Key to control of actuation or an event such as the production of an enzyme destructive to a cancer cell is the use of genetic parts to construct a biological version of a near-digital “AND” gate, or two input promoters integrated to activate a single output promoter. An AND gate integrates two input signals into a single output. If both inputs are ON, then the output is ON. If one or both inputs are OFF, then the output is OFF. AND gates are particularly important to program a bacterium to respond to a microenvironment that is not well defined by a single signal (e.g., high lactose and low oxygen).
Expanding the Tool Kit
These microbes are currently being tested in mice, Dr. Anderson said, and he doesn’t disagree that the practical realization of these cancer bomb bacteria may be a ways off. “We have, thus far, made four fully functional devices. This is definitely a project at the leading edge of what you can do with genetic engineering tools today.
“No one has made any system like this. It’s integrating genetic circuits with sensors and actuators, not just the control elements. As soon as you want to actuate something, it’s a whole different ballgame—you are engineering for an environment you have no control over.”
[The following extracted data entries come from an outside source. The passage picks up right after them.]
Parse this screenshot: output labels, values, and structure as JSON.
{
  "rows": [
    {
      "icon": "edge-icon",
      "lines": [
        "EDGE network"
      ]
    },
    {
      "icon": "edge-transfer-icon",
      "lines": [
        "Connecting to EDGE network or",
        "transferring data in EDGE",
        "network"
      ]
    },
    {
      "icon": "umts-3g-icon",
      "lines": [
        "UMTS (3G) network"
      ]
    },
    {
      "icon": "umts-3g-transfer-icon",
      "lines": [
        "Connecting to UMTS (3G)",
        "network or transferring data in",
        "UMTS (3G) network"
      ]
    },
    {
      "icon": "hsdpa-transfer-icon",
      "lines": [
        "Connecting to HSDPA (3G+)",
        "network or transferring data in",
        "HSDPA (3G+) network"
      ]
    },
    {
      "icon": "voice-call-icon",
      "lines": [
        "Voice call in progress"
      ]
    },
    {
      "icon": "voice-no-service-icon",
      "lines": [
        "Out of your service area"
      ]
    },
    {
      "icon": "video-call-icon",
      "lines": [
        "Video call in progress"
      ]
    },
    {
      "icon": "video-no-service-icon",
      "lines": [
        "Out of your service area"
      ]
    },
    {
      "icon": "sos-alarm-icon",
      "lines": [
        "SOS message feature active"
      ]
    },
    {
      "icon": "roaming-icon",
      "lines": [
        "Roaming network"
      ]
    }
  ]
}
Dr. Anderson noted that his lab engages in three sorts of activities: “out there” applications; “vanilla” foundational projects like new selections for protein engineering; and “weird things.” The projects chosen by his lab, though, all share one thing: they all have existing limitations to the tool kit.
As was also noted at NCI’s syn bio workshop, while a lot of definitions of synthetic biology exist, to truly understand how something works you have to build it. In this sense, organizers said, synthetic biology refers to the design and creation of components of biological systems not found in the natural world as well as the redesign and fabrication of existing biological systems.
As researchers continue to plug away at synthetic biology, the field will no doubt provide some very useful tools for building novel biological entities. Its ultimate clinical practicality and translation into novel therapies remains to be established.
Patricia F. Dimond, Ph.D. ([email protected]), is a principal at BioInsight Consulting.